Get to the point - how to write better
People don't have time for your waffle
Early on in my career, I worked in complaints. We dealt with loads of them, having a target of at least 5 responses per day. And when you factor in all the time we needed to investigate them, 5 per day was a lot.
This made follow-ups and escalations a real problem. Adding them on too meant that I had less time to investigate and write the 5 responses that I needed to.?
Thankfully, I learnt a simple but utterly transformational tip that meant that my responses were 90% less likely to get a follow-up or escalation compared to my colleagues.
I learnt to get to the fucking point.
It sounds simple, and really it is, but it’s genuinely a game changer in terms of communicating with your customers (and, well, anyone).
The Problem? Too much waffle
You see, most people think you need to respond to a complaint like this:
Blah.
Here’s the problem. This is what it looks like to the person reading it:
People just want to know whether or not you've agreed or disagreed with them. It's as simple as that.
Sure, understanding your reasonings and your approach is super useful to them, but you've just made them sit through your drivel to find out what you actually think.
And so, now they're frustrated with not only the thing that caused them to complaint in the first place, but also with having to sit through all of that drivel.
Then you hit them with the punchline - you agree with their complaint.
I read all that, just to find out that yes indeed you were wrong and you're giving me £50 off?

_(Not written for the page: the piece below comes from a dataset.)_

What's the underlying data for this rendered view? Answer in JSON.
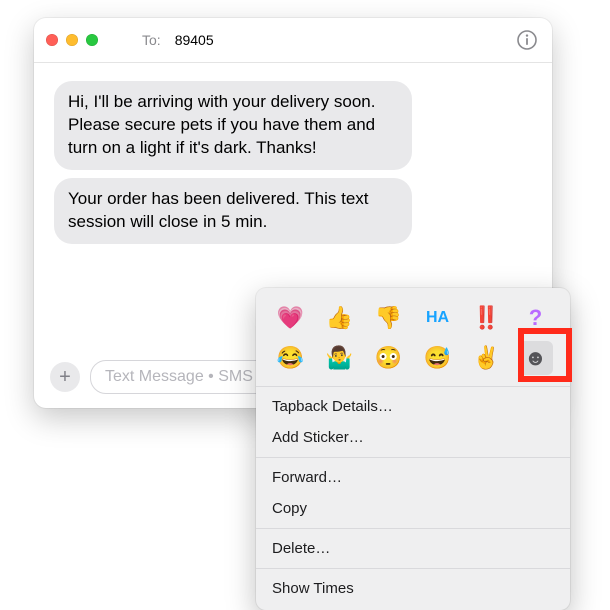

Only £50?
Cue another complaint.
The solution? Get to the point first, explain later.
Compare the above to this:
By getting to the point straightaway, we've completely reframed the response.
Why this works
Now I'm reading the context whilst fully understanding why the company came to their decision, rather than slogging through it just to see what the damn decision is.
Better still - in this example I'm now reading it in a positive mind-frame: I was right. And people love being right.
Even when you don't uphold someone's complaint, this still works, because you aren't frustrating them by making them swim through treacle before letting them down with a decision they won't be happy with.
Instead, you're getting that out the way before carefully explaining why that's the case. You're dealing upfront with that tension.
It's not just for complaints
I've used a complaint example here because it's an easy one for us to be able to see the difference. But this works for anything - whether it's an email to your boss, a request for help, or a sales email.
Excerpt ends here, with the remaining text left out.